I use Haskell and Functional Graph Library to represents graphs. There are two ways to compare graphs, directly, over function equal, or over another function, i wrote, isIsomorph. I want to use hash map to collect graphs. To do so I have to create instance of class Eq for my graphs. But I need two hash maps, first for graphs that compared by function equal, and second for graphs that compated by function isIsomorph.


If I do

type Fragment = Gr Atom Bond {-- Gr is a type constructor from the Functional Graph Library}

    instance Eq (Gr Atom Bond) where    
        g == g1 = equal g g1

    instance Eq Fragment where  
        g == g1 = isIsomorph g g1

I have got an expected error

Duplicate instance declarations:
      instance [overlap ok] Eq (Gr Atom Bond) -- Defined at HLab.hs:45:10
      instance [overlap ok] Eq Fragment -- Defined at HLab.hs:48:10

Because of type decalration is only wrap.

I can use another way

data Fragment = Fragment {fgraph :: Gr Atom Bond}

instance Eq (Gr Atom Bond) where    
    g == g1 = equal g g1

instance Eq Fragment where  
    Fragment g ==  Fragment g1 = isIsomorph g g1

That is correct but I have used an "heavy" type constructor data, this way is also inconvenient, I have to got graphs from fragments by addtional function fgraph.

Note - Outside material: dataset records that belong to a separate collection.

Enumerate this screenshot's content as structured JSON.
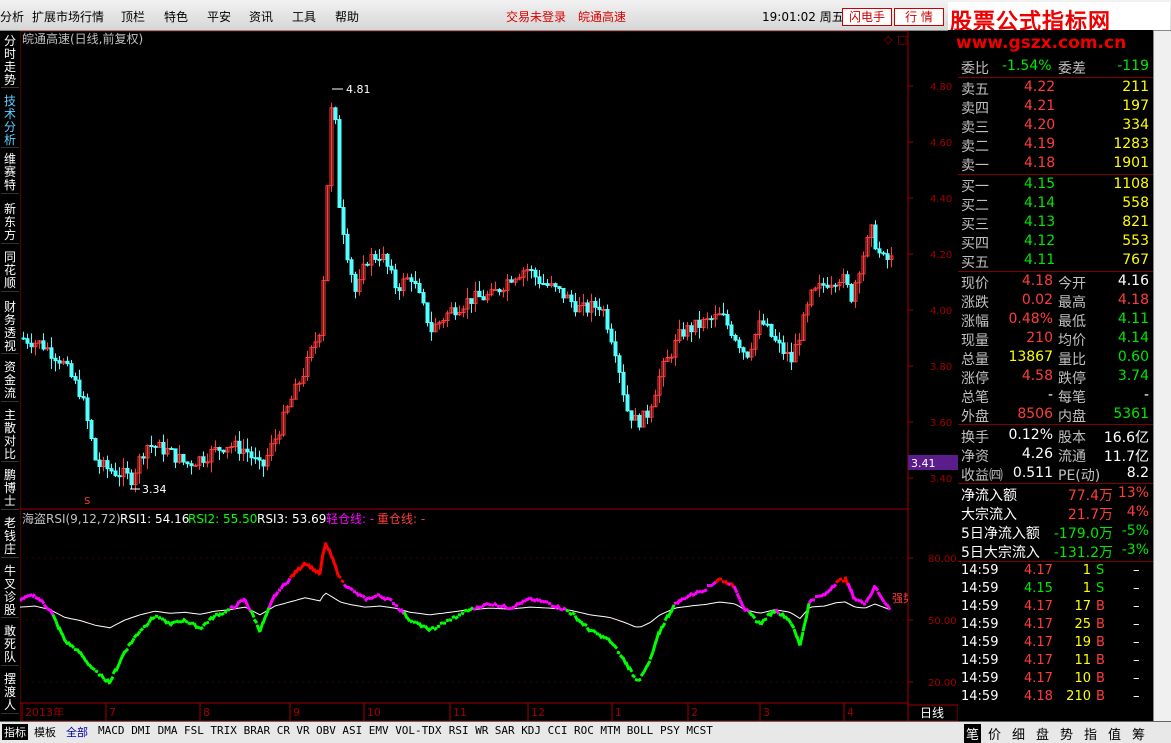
{
  "menu": [
    "分析",
    "扩展市场行情",
    "顶栏",
    "特色",
    "平安",
    "资讯",
    "工具",
    "帮助"
  ],
  "status": {
    "login": "交易未登录",
    "stock": "皖通高速"
  },
  "clock": "19:01:02 周五",
  "buttons": {
    "flash": "闪电手",
    "quote": "行 情"
  },
  "brand": {
    "line1": "股票公式指标网",
    "line2": "www.gszx.com.cn"
  },
  "left_tabs": [
    "分时走势",
    "技术分析",
    "维赛特",
    "新东方",
    "同花顺",
    "财务透视",
    "资金流",
    "主散对比",
    "鹏博士",
    "老钱庄",
    "牛叉诊股",
    "敢死队",
    "摆渡人"
  ],
  "chart": {
    "title": "皖通高速(日线,前复权)",
    "high_label": "4.81",
    "low_label": "3.34",
    "price_ticks": [
      "4.80",
      "4.60",
      "4.40",
      "4.20",
      "4.00",
      "3.80",
      "3.60",
      "3.40"
    ],
    "current_price_tag": "3.41",
    "ind_title": "海盗RSI(9,12,72)",
    "rsi1": "RSI1: 54.16",
    "rsi2": "RSI2: 55.50",
    "rsi3": "RSI3: 53.69",
    "light": "轻仓线: -",
    "heavy": "重仓线: -",
    "ind_ticks": [
      "80.00",
      "50.00",
      "20.00"
    ],
    "strong_label": "强势",
    "x_labels": [
      "2013年",
      "7",
      "8",
      "9",
      "10",
      "11",
      "12",
      "1",
      "2",
      "3",
      "4"
    ],
    "period": "日线",
    "colors": {
      "up": "#ff3c3c",
      "down": "#54ffff",
      "rsi_red": "#ff0000",
      "rsi_green": "#00ff00",
      "rsi_magenta": "#ff00ff",
      "axis": "#a00000"
    }
  },
  "quote": {
    "weibi": {
      "label": "委比",
      "val": "-1.54%",
      "label2": "委差",
      "val2": "-119"
    },
    "asks": [
      {
        "label": "卖五",
        "price": "4.22",
        "vol": "211"
      },
      {
        "label": "卖四",
        "price": "4.21",
        "vol": "197"
      },
      {
        "label": "卖三",
        "price": "4.20",
        "vol": "334"
      },
      {
        "label": "卖二",
        "price": "4.19",
        "vol": "1283"
      },
      {
        "label": "卖一",
        "price": "4.18",
        "vol": "1901"
      }
    ],
    "bids": [
      {
        "label": "买一",
        "price": "4.15",
        "vol": "1108"
      },
      {
        "label": "买二",
        "price": "4.14",
        "vol": "558"
      },
      {
        "label": "买三",
        "price": "4.13",
        "vol": "821"
      },
      {
        "label": "买四",
        "price": "4.12",
        "vol": "553"
      },
      {
        "label": "买五",
        "price": "4.11",
        "vol": "767"
      }
    ],
    "stats": [
      {
        "l1": "现价",
        "v1": "4.18",
        "c1": "red",
        "l2": "今开",
        "v2": "4.16",
        "c2": "white"
      },
      {
        "l1": "涨跌",
        "v1": "0.02",
        "c1": "red",
        "l2": "最高",
        "v2": "4.18",
        "c2": "red"
      },
      {
        "l1": "涨幅",
        "v1": "0.48%",
        "c1": "red",
        "l2": "最低",
        "v2": "4.11",
        "c2": "green"
      },
      {
        "l1": "现量",
        "v1": "210",
        "c1": "red",
        "l2": "均价",
        "v2": "4.14",
        "c2": "green"
      },
      {
        "l1": "总量",
        "v1": "13867",
        "c1": "yellow",
        "l2": "量比",
        "v2": "0.60",
        "c2": "green"
      },
      {
        "l1": "涨停",
        "v1": "4.58",
        "c1": "red",
        "l2": "跌停",
        "v2": "3.74",
        "c2": "green"
      },
      {
        "l1": "总笔",
        "v1": "-",
        "c1": "white",
        "l2": "每笔",
        "v2": "-",
        "c2": "white"
      },
      {
        "l1": "外盘",
        "v1": "8506",
        "c1": "red",
        "l2": "内盘",
        "v2": "5361",
        "c2": "green"
      }
    ],
    "stats2": [
      {
        "l1": "换手",
        "v1": "0.12%",
        "l2": "股本",
        "v2": "16.6亿"
      },
      {
        "l1": "净资",
        "v1": "4.26",
        "l2": "流通",
        "v2": "11.7亿"
      },
      {
        "l1": "收益㈣",
        "v1": "0.511",
        "l2": "PE(动)",
        "v2": "8.2"
      }
    ],
    "flows": [
      {
        "label": "净流入额",
        "val": "77.4万",
        "pct": "13%",
        "c": "red"
      },
      {
        "label": "大宗流入",
        "val": "21.7万",
        "pct": "4%",
        "c": "red"
      },
      {
        "label": "5日净流入额",
        "val": "-179.0万",
        "pct": "-5%",
        "c": "green"
      },
      {
        "label": "5日大宗流入",
        "val": "-131.2万",
        "pct": "-3%",
        "c": "green"
      }
    ],
    "ticks": [
      {
        "t": "14:59",
        "p": "4.17",
        "pc": "red",
        "v": "1",
        "bs": "S",
        "bc": "green",
        "x": "–"
      },
      {
        "t": "14:59",
        "p": "4.15",
        "pc": "green",
        "v": "1",
        "bs": "S",
        "bc": "green",
        "x": "–"
      },
      {
        "t": "14:59",
        "p": "4.17",
        "pc": "red",
        "v": "17",
        "bs": "B",
        "bc": "red",
        "x": "–"
      },
      {
        "t": "14:59",
        "p": "4.17",
        "pc": "red",
        "v": "25",
        "bs": "B",
        "bc": "red",
        "x": "–"
      },
      {
        "t": "14:59",
        "p": "4.17",
        "pc": "red",
        "v": "19",
        "bs": "B",
        "bc": "red",
        "x": "–"
      },
      {
        "t": "14:59",
        "p": "4.17",
        "pc": "red",
        "v": "11",
        "bs": "B",
        "bc": "red",
        "x": "–"
      },
      {
        "t": "14:59",
        "p": "4.17",
        "pc": "red",
        "v": "10",
        "bs": "B",
        "bc": "red",
        "x": "–"
      },
      {
        "t": "14:59",
        "p": "4.18",
        "pc": "red",
        "v": "210",
        "bs": "B",
        "bc": "red",
        "x": "–"
      }
    ]
  },
  "bottom_tabs": [
    "指标",
    "模板",
    "全部",
    "MACD",
    "DMI",
    "DMA",
    "FSL",
    "TRIX",
    "BRAR",
    "CR",
    "VR",
    "OBV",
    "ASI",
    "EMV",
    "VOL-TDX",
    "RSI",
    "WR",
    "SAR",
    "KDJ",
    "CCI",
    "ROC",
    "MTM",
    "BOLL",
    "PSY",
    "MCST"
  ],
  "right_bottom_tabs": [
    "笔",
    "价",
    "细",
    "盘",
    "势",
    "指",
    "值",
    "筹"
  ]
}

Is there any "beautiful" and "true" way to divide this types in various parts of code?

like image 344
Sergey Sosnin Avatar asked Dec 21 '22 00:12

Sergey Sosnin


1 Answers

The "beautiful" and "true" way to divide this types in various parts of code? is to use newtype instead of data: For all type system purposes, they are different (in particular, you can define different type class instances), but they share the same run-time representation and there is no additional like with data:

newtype Fragment = Fragment {fgraph :: Gr Atom Bond}

instance Eq (Gr Atom Bond) where    
    g == g1 = equal g g1

instance Eq Fragment where  
    Fragment g == Fragment g1 = isIsomorph g g1

You will still need to convert between graphs and fragments when trying to use graph functions on fragments.